From Fred Itua, Abuja
TWO weeks after the Senate received the 2013 audit report of the Nigeria Extractive Industry Transparency Initiative (NEITI), the Upper Legislative Chamber, yesterday, commenced probe into $3.8billion and N358.3 billion which stood as outstanding revenue from the Nigeria National Petroleum Corporation (NNPC) and its subsidiaries in 2013.
Announcing the setting up of a nine-man adhoc committee to probe the non-remitted revenues, after the Senate grilled the executive secretary of NEITI, Mr. Waziri Adio for over two hours, Bukola Saraki said members selected will re-examine the financial processes and the fiscal audit report of NEITI.
He also mandated the committee to look into the financial loss and leakages of government in all its ramifications and come up with remedial measures and sanctions where necessary. “Of course, more importantly, any relevant legislative action that would be required to block all forms of leakages should be explored,” he saidd.
Members of the committee include Tayo Alasoadura, who is the chairman of Petroleum Upstream; Senator Bassey Akpan, who is the Chairman of Gas; Andy Uba, Chairman of Public Accounts; John Enoh, Chairman of Committee on Finance; Jibrin Barau, Chairman of Petroleum Downstream and Chukwuka Utazi, Chairman of Committee on Anti- Corruption.
Other members are Kabir Marafa, Solomon Adeola and Bukar Mustapha.
The committee will be chaired by Barau, with Uba as the vice chairman.
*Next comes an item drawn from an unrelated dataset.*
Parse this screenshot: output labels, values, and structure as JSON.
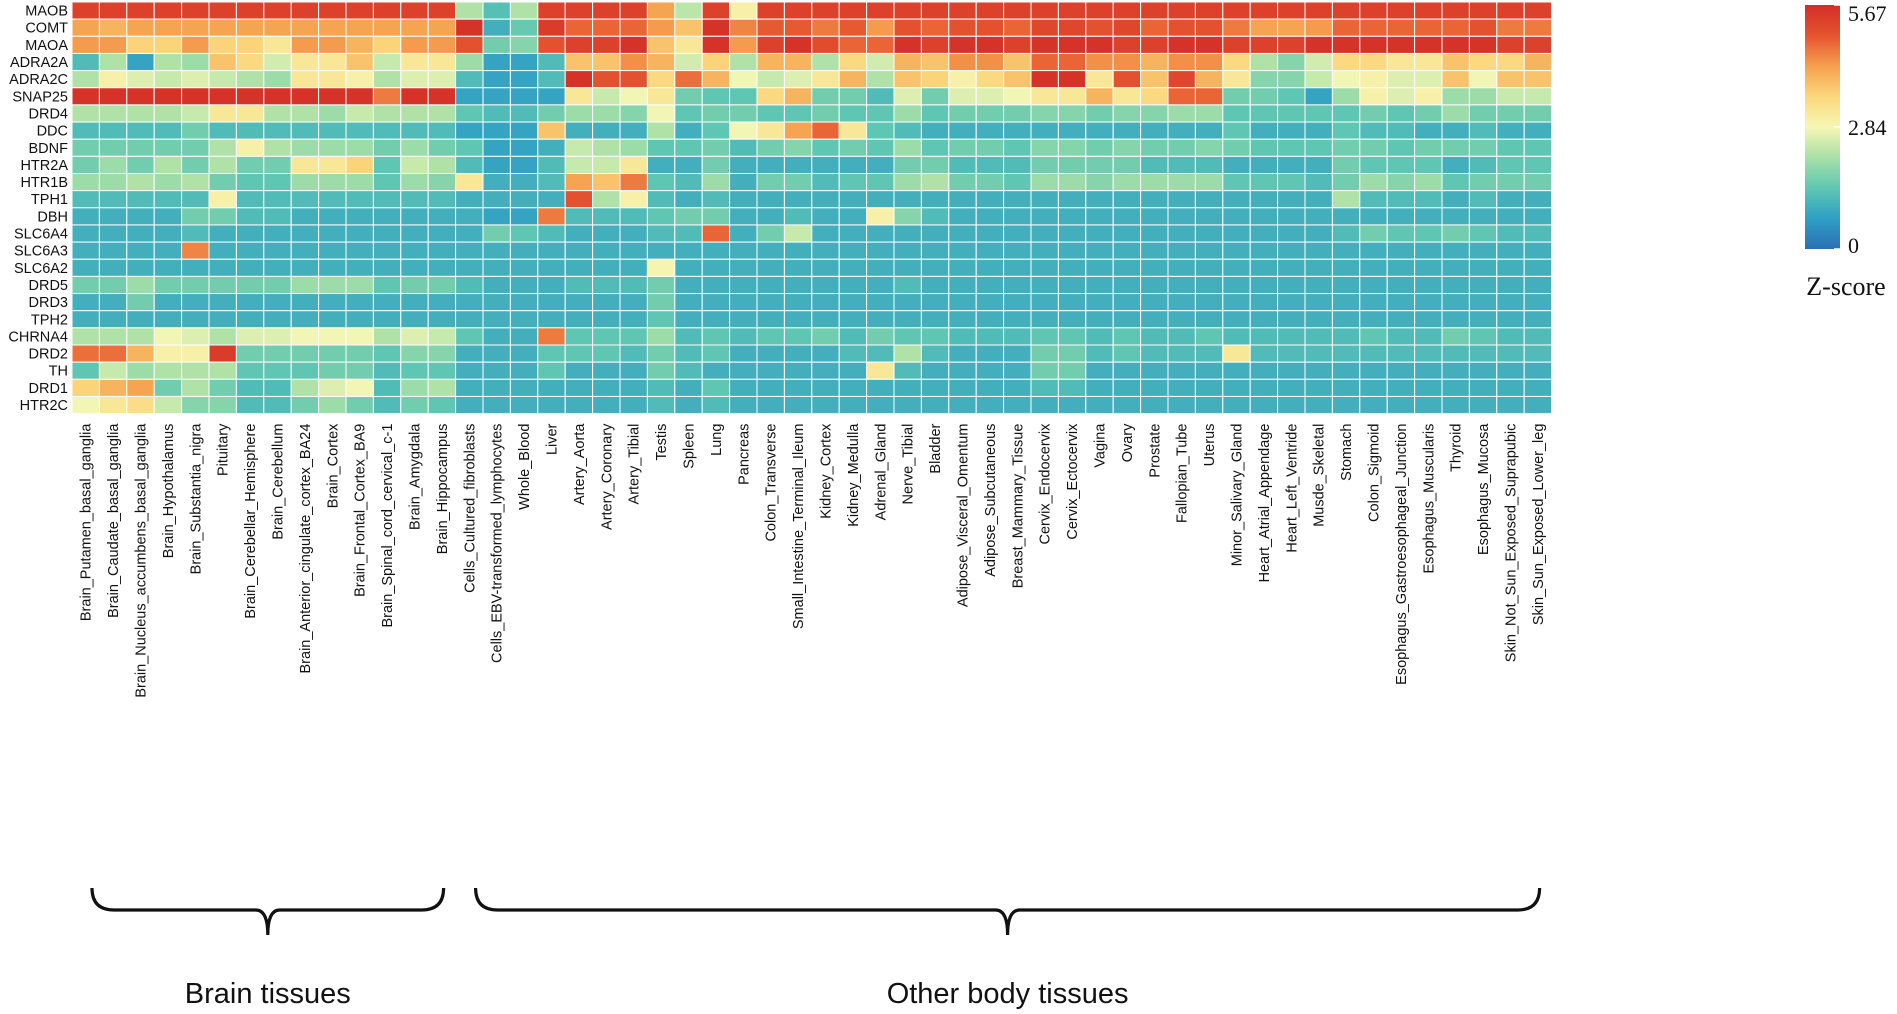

The committee has four weeks to complete its assignment and report back to the Senate.
In his earlier remarks, while briefing the Senate, NEITI boss, Adio told lawmakers: “In 2013, the federation made N33.8 billion from the solid minerals sector. This was 37 per cent increase in what the country made in 2012, but there are some issues that also jumped out of this audit report. About 91 per cent of the total production for 2013 came from limestone, granite and laterite.
“About 5.8 per cent of the production for that year came from sand which means the only portion remaining is 3 per cent which was for gold and some other things. The revenue from cement company alone constituted 88 per cent of the payment for 2013. Another issue that came out from the solid minerals report is that the potential of that sector is not fully optimised by the country.
“In 2013, that sector contributed 0.13 per cent to our GDP as compared to the 5 per cent that (it) used to contribute in 1960s. Also, that sector contributed 0.09 per cent to total export for 2013. This could be seen as good and bad. The good part is that for the previous year, the contribution was 0.02 per cent.
“So, we made some progress, but despite the enormous capacity of that sector for jobs, for growth, for development and the fact that everywhere in this country had one mineral resources or the other we have not taken full advantage of it.”